Ukrainian President Viktor Yanukovych has defended his move to put on hold a historic deal with the EU, amid continuing mass protest rallies.
He said he was forced by economic necessity and the desire to protect those "most vulnerable".
The EU has accused Russia of exerting heavy economic pressure on Ukraine.
Clashes between protesters and police continued on Monday. Meanwhile, jailed opposition leader Yulia Tymoshenko announced an indefinite hunger strike.
Mr Yanukovych was speaking publicly for the first time since the announcement on Thursday that his government was halting preparations to sign the association and free trade agreements with the EU.
The decision triggered mass protests in Kiev and a number of other cities across Ukraine.
"I want peace and calm in our big Ukrainian family," Mr Yanukovych said in a video statement, describing himself as a "father".
He stressed that his government had not given up attempts to bring closer ties between Ukraine and the EU.
"I would like to underline this: there is no alternative to the creation of a society of European standards in Ukraine and my policies on this path always have been, and will continue to be, consistent.
"But I would be dishonest and unfair if I had not taken care of the most disadvantaged and vulnerable, who may carry the brunt during a transitional period."

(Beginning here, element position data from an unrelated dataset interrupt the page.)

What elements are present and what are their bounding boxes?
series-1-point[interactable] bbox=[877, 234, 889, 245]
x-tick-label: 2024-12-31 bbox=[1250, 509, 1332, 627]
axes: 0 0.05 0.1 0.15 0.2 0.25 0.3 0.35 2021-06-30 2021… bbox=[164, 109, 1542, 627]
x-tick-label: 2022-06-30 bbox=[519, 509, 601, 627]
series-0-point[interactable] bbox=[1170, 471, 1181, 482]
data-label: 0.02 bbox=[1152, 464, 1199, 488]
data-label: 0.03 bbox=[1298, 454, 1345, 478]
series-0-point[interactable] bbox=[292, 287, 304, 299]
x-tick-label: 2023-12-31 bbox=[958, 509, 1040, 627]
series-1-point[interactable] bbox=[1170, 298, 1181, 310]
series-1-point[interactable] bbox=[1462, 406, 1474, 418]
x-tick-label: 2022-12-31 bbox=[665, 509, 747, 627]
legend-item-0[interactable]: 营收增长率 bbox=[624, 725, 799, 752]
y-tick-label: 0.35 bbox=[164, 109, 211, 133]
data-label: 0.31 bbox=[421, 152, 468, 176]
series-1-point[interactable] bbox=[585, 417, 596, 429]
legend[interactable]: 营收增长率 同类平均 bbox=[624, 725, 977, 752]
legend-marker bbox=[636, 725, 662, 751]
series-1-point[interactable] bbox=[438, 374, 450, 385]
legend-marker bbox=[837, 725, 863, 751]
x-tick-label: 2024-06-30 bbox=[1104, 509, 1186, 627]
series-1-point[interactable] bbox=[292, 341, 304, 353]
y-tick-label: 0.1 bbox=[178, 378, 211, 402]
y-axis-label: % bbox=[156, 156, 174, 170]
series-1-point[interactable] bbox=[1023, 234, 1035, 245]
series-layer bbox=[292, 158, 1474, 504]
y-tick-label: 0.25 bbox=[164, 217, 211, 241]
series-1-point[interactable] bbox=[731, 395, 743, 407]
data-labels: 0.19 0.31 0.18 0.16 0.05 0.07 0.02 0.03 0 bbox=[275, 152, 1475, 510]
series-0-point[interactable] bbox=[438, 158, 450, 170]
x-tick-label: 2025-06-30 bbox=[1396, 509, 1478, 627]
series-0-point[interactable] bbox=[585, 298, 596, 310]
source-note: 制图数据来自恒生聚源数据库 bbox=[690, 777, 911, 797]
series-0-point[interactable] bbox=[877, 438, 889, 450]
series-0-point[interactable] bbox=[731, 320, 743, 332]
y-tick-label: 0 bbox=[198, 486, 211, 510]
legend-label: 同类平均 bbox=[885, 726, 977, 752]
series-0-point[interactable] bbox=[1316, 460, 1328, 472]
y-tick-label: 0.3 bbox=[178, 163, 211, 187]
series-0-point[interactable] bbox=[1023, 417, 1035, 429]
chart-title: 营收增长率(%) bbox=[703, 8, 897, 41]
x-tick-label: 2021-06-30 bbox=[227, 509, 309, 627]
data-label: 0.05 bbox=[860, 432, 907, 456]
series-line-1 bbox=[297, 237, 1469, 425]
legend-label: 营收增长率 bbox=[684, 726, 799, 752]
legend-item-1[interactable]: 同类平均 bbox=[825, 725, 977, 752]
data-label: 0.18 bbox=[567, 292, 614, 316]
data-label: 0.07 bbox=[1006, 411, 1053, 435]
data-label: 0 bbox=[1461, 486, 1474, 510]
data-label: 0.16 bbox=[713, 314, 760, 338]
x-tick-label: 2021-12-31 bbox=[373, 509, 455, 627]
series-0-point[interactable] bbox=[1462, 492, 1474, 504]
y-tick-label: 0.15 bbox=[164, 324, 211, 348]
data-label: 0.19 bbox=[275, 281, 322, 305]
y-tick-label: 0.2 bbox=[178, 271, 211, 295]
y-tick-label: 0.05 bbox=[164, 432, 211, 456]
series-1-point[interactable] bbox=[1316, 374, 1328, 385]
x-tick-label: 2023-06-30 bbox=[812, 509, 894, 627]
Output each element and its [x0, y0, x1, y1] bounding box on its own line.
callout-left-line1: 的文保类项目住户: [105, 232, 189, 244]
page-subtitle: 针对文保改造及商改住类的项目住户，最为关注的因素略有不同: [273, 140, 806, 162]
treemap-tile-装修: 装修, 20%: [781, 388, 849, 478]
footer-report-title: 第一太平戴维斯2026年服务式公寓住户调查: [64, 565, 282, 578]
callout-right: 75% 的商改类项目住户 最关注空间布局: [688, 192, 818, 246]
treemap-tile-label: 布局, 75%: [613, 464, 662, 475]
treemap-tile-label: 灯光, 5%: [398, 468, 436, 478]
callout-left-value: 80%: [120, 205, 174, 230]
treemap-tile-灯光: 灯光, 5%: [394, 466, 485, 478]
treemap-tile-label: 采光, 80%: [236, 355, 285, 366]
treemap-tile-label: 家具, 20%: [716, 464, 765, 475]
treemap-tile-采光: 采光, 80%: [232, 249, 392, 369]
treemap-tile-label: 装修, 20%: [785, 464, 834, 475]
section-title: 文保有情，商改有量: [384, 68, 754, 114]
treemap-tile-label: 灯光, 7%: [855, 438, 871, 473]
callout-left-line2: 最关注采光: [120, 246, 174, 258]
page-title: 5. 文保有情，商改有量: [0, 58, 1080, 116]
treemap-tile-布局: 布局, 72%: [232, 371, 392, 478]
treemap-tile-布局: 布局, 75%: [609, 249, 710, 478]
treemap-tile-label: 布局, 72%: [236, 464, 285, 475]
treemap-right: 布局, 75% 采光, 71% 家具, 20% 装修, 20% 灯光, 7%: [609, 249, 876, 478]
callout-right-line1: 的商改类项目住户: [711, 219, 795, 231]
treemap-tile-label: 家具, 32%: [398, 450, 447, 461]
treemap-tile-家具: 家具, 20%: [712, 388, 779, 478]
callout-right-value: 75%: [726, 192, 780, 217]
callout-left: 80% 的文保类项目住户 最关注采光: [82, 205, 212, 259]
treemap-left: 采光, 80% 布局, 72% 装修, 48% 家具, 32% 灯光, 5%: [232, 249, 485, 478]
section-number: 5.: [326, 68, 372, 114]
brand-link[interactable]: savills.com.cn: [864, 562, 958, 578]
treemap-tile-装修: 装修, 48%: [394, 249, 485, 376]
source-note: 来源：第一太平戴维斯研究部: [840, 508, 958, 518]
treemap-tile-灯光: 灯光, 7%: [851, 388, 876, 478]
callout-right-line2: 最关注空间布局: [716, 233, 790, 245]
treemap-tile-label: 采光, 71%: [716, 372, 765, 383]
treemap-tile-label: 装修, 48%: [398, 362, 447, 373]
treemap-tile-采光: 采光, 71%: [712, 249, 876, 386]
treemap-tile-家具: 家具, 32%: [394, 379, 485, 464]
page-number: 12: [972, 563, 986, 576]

Mr Yanukovych's government last week said it was halting preparations for signing the treaties, amid concern for possible mass job losses in the short-run.
Opponents are accusing the president of keeping talks with the EU alive while never intending to sign the deal at an EU summit in Vilnius, Lithuania, on 28-29 November.
They also say he has bowed to growing pressure from Russian President Vladimir Putin, who wants Kiev to join the Moscow-led Customs Union. The grouping also includes Belarus and Kazakhstan.
Mr Putin denies the claims, instead accusing the EU of trying to "blackmail" Kiev into singing the agreements.
European Council President Herman Van Rompuy and European Commission President Jose Manuel Barroso said on Monday the door was still open for Ukraine to sign the agreements at the summit in Vilnius.
"The Eastern Partnership is conceived as a win-win where we all stand to gain," they said.
"It is up to Ukraine to freely decide what kind of engagement they seek with the European Union.
"We strongly disapprove of the Russian position and actions."
More than 100,000 people massed in Kiev's European Square and Independence Square on Sunday, calling for a "European future without Yanukovych".
Riot police used tear gas against demonstrators on Sunday and again on Monday, saying they had been pelted with objects.
Meanwhile, protesters have set up tents, implying they are planning to stay for the long haul.
The continuing protests are reminiscent of the Orange Revolution in 2004, which was sparked by anger over Mr Yanukovych's declared victory in a presidential election his opponents said was rigged.
Tymoshenko, one of the leaders of the revolution who was jailed in 2011 for abuse of power, said on Monday she was starting a hunger strike in solidarity with the protesters.
She launched a similar fast last year in protest at her treatment, but stopped it after 20 days.
The EU has made her release from prison one of its conditions for signing the association agreement.